New video addresses myths about foodborne illness risks
The North American Meat Institute (NAMI) and American Meat Science Association (AMSA) have released the newest video in the Meat Mythcrusher series. The video addresses myths about the prevalence of foodborne illnesses from different sources and explains that Centers for Disease Control and Prevention (CDC) data show that produce, and not meat and poultry, is the most common source of foodborne illness in the U.S.
The video features Kathleen Glass, Ph.D., associate director of the Food Research Institute at the University of Wisconsin. Dr. Glass explains the risks of foodborne illness from a variety of sources including meat and poultry, noting that the most common illness is norovirus which is often associated with food handlers. She also discusses many of the advances in the meat industry that has helped make meat and poultry safer.
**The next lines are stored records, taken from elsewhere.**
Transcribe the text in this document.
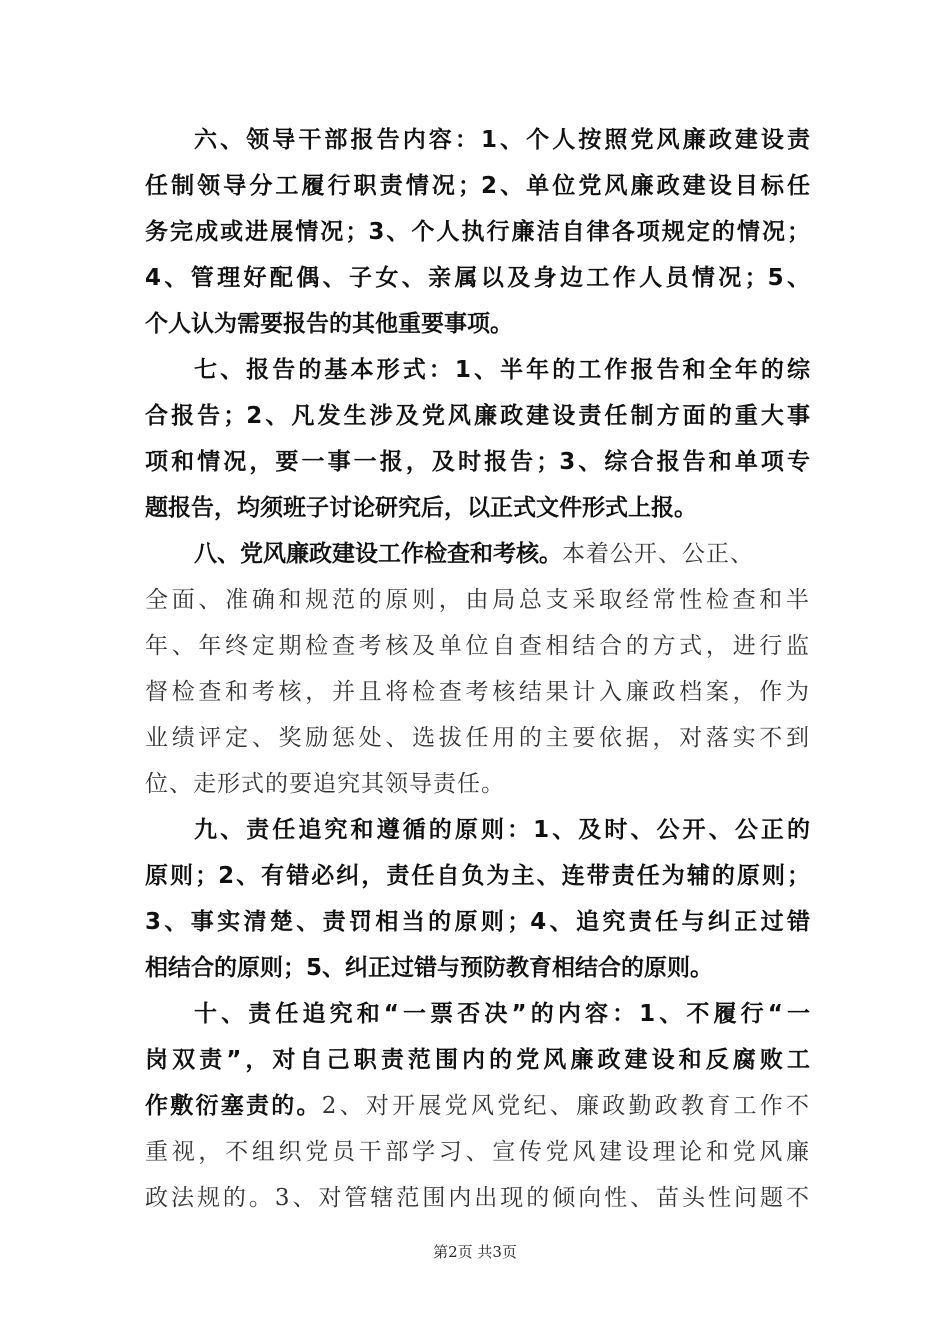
六、领导干部报告内容：1、个人按照党风廉政建设责
任制领导分工履行职责情况；2、单位党风廉政建设目标任
务完成或进展情况；3、个人执行廉洁自律各项规定的情况；
4、管理好配偶、子女、亲属以及身边工作人员情况；5、
个人认为需要报告的其他重要事项。
七、报告的基本形式：1、半年的工作报告和全年的综
合报告；2、凡发生涉及党风廉政建设责任制方面的重大事
项和情况，要一事一报，及时报告；3、综合报告和单项专
题报告，均须班子讨论研究后，以正式文件形式上报。
八、党风廉政建设工作检查和考核。本着公开、公正、
全面、准确和规范的原则，由局总支采取经常性检查和半
年、年终定期检查考核及单位自查相结合的方式，进行监
督检查和考核，并且将检查考核结果计入廉政档案，作为
业绩评定、奖励惩处、选拔任用的主要依据，对落实不到
位、走形式的要追究其领导责任。
九、责任追究和遵循的原则：1、及时、公开、公正的
原则；2、有错必纠，责任自负为主、连带责任为辅的原则；
3、事实清楚、责罚相当的原则；4、追究责任与纠正过错
相结合的原则；5、纠正过错与预防教育相结合的原则。
十、责任追究和“一票否决”的内容：1、不履行“一
岗双责”，对自己职责范围内的党风廉政建设和反腐败工
作敷衍塞责的。2、对开展党风党纪、廉政勤政教育工作不
重视，不组织党员干部学习、宣传党风建设理论和党风廉
政法规的。3、对管辖范围内出现的倾向性、苗头性问题不
第2页 共3页
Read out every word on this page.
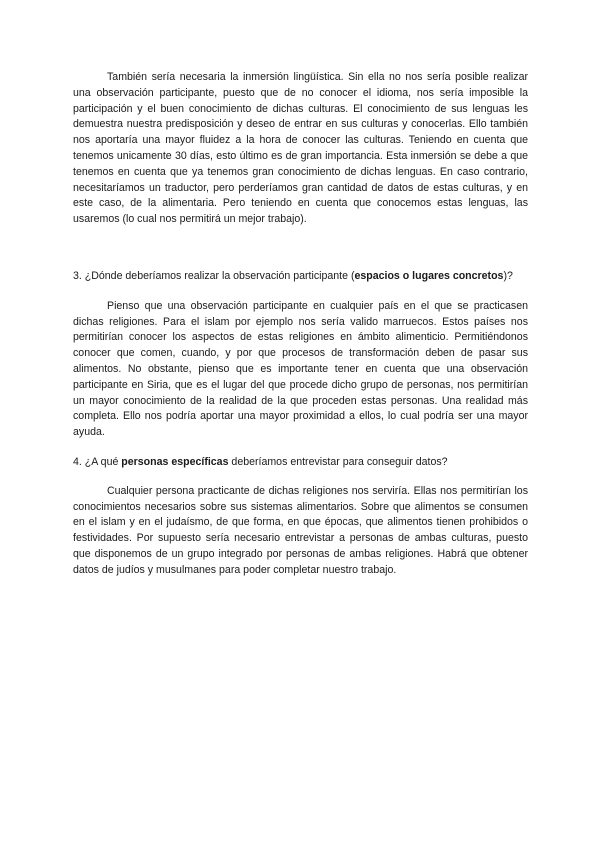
También sería necesaria la inmersión lingüística. Sin ella no nos sería posible realizar una observación participante, puesto que de no conocer el idioma, nos sería imposible la participación y el buen conocimiento de dichas culturas. El conocimiento de sus lenguas les demuestra nuestra predisposición y deseo de entrar en sus culturas y conocerlas. Ello también nos aportaría una mayor fluidez a la hora de conocer las culturas. Teniendo en cuenta que tenemos unicamente 30 días, esto último es de gran importancia. Esta inmersión se debe a que tenemos en cuenta que ya tenemos gran conocimiento de dichas lenguas. En caso contrario, necesitaríamos un traductor, pero perderíamos gran cantidad de datos de estas culturas, y en este caso, de la alimentaria. Pero teniendo en cuenta que conocemos estas lenguas, las usaremos (lo cual nos permitirá un mejor trabajo).

3. ¿Dónde deberíamos realizar la observación participante (espacios o lugares concretos)?

Pienso que una observación participante en cualquier país en el que se practicasen dichas religiones. Para el islam por ejemplo nos sería valido marruecos. Estos países nos permitirían conocer los aspectos de estas religiones en ámbito alimenticio. Permitiéndonos conocer que comen, cuando, y por que procesos de transformación deben de pasar sus alimentos. No obstante, pienso que es importante tener en cuenta que una observación participante en Siria, que es el lugar del que procede dicho grupo de personas, nos permitirían un mayor conocimiento de la realidad de la que proceden estas personas. Una realidad más completa. Ello nos podría aportar una mayor proximidad a ellos, lo cual podría ser una mayor ayuda.

4. ¿A qué personas específicas deberíamos entrevistar para conseguir datos?

Cualquier persona practicante de dichas religiones nos serviría. Ellas nos permitirían los conocimientos necesarios sobre sus sistemas alimentarios. Sobre que alimentos se consumen en el islam y en el judaísmo, de que forma, en que épocas, que alimentos tienen prohibidos o festividades. Por supuesto sería necesario entrevistar a personas de ambas culturas, puesto que disponemos de un grupo integrado por personas de ambas religiones. Habrá que obtener datos de judíos y musulmanes para poder completar nuestro trabajo.
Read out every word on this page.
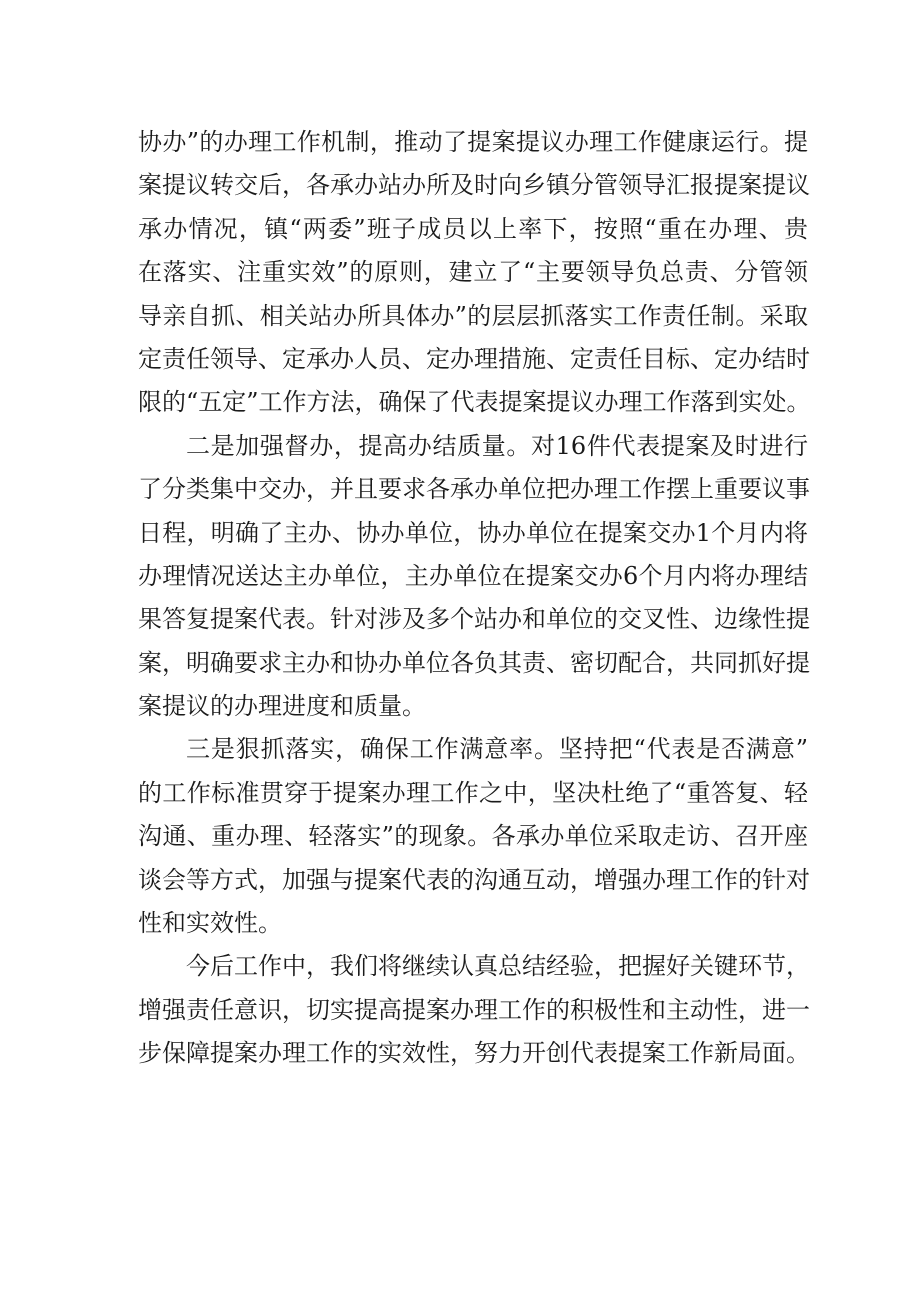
协办”的办理工作机制，推动了提案提议办理工作健康运行。提
案提议转交后，各承办站办所及时向乡镇分管领导汇报提案提议
承办情况，镇“两委”班子成员以上率下，按照“重在办理、贵
在落实、注重实效”的原则，建立了“主要领导负总责、分管领
导亲自抓、相关站办所具体办”的层层抓落实工作责任制。采取
定责任领导、定承办人员、定办理措施、定责任目标、定办结时
限的“五定”工作方法，确保了代表提案提议办理工作落到实处。
二是加强督办，提高办结质量。对16件代表提案及时进行
了分类集中交办，并且要求各承办单位把办理工作摆上重要议事
日程，明确了主办、协办单位，协办单位在提案交办1个月内将
办理情况送达主办单位，主办单位在提案交办6个月内将办理结
果答复提案代表。针对涉及多个站办和单位的交叉性、边缘性提
案，明确要求主办和协办单位各负其责、密切配合，共同抓好提
案提议的办理进度和质量。
三是狠抓落实，确保工作满意率。坚持把“代表是否满意”
的工作标准贯穿于提案办理工作之中，坚决杜绝了“重答复、轻
沟通、重办理、轻落实”的现象。各承办单位采取走访、召开座
谈会等方式，加强与提案代表的沟通互动，增强办理工作的针对
性和实效性。
今后工作中，我们将继续认真总结经验，把握好关键环节，
增强责任意识，切实提高提案办理工作的积极性和主动性，进一
步保障提案办理工作的实效性，努力开创代表提案工作新局面。
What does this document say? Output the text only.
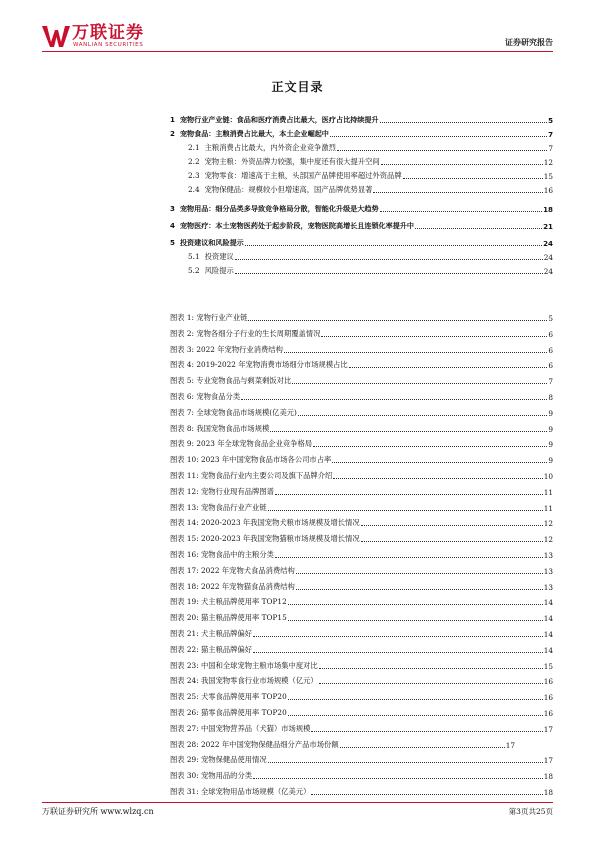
万联证券
WANLIAN SECURITIES	证券研究报告
正文目录
1 宠物行业产业链：食品和医疗消费占比最大，医疗占比持续提升	5
2 宠物食品：主粮消费占比最大，本土企业崛起中	7
2.1 主粮消费占比最大，内外资企业竞争激烈	7
2.2 宠物主粮：外资品牌力较强，集中度还有很大提升空间	12
2.3 宠物零食：增速高于主粮，头部国产品牌使用率超过外资品牌	15
2.4 宠物保健品：规模较小但增速高，国产品牌优势显著	16
3 宠物用品：细分品类多导致竞争格局分散，智能化升级是大趋势	18
4 宠物医疗：本土宠物医药处于起步阶段，宠物医院高增长且连锁化率提升中	21
5 投资建议和风险提示	24
5.1 投资建议	24
5.2 风险提示	24
图表 1: 宠物行业产业链	5
图表 2: 宠物各细分子行业的生长周期覆盖情况	6
图表 3: 2022 年宠物行业消费结构	6
图表 4: 2019-2022 年宠物消费市场细分市场规模占比	6
图表 5: 专业宠物食品与剩菜剩饭对比	7
图表 6: 宠物食品分类	8
图表 7: 全球宠物食品市场规模(亿美元)	9
图表 8: 我国宠物食品市场规模	9
图表 9: 2023 年全球宠物食品企业竞争格局	9
图表 10: 2023 年中国宠物食品市场各公司市占率	9
图表 11: 宠物食品行业内主要公司及旗下品牌介绍	10
图表 12: 宠物行业现有品牌图谱	11
图表 13: 宠物食品行业产业链	11
图表 14: 2020-2023 年我国宠物犬粮市场规模及增长情况	12
图表 15: 2020-2023 年我国宠物猫粮市场规模及增长情况	12
图表 16: 宠物食品中的主粮分类	13
图表 17: 2022 年宠物犬食品消费结构	13
图表 18: 2022 年宠物猫食品消费结构	13
图表 19: 犬主粮品牌使用率 TOP12	14
图表 20: 猫主粮品牌使用率 TOP15	14
图表 21: 犬主粮品牌偏好	14
图表 22: 猫主粮品牌偏好	14
图表 23: 中国和全球宠物主粮市场集中度对比	15
图表 24: 我国宠物零食行业市场规模（亿元）	16
图表 25: 犬零食品牌使用率 TOP20	16
图表 26: 猫零食品牌使用率 TOP20	16
图表 27: 中国宠物营养品（犬猫）市场规模	17
图表 28: 2022 年中国宠物保健品细分产品市场份额	17
图表 29: 宠物保健品使用情况	17
图表 30: 宠物用品的分类	18
图表 31: 全球宠物用品市场规模（亿美元）	18
万联证券研究所 www.wlzq.cn	第3页共25页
“The meat industry has been doing a lot of work to improve safety overall and has made a lot of strides in the last decade or so,” Dr. Glass said. “With that being said, they’re always looking for the holy grail, always looking for more improvement and that’s one of the reasons we do the research we do, trying to find novel processes and ingredients that will be useful to the industry and be able to help public health.”
Dr. Glass also discusses the reasons why contamination may occur in foods and steps consumers can take to ensure their food is safe.
The Meat MythCrusher video series seeks to bust some of the most common myths surrounding meat and poultry production and processing.
It is now in its fifth year and the new video is the 43rd in the series. Altogether the videos have been viewed nearly 100,000 times. Other video topics include myths surrounding meat nutrition, antibiotic use in livestock, “Superbugs” in meat, Meatless Monday, hormone use in animals, ammonia in ground beef, grass-fed beef and more.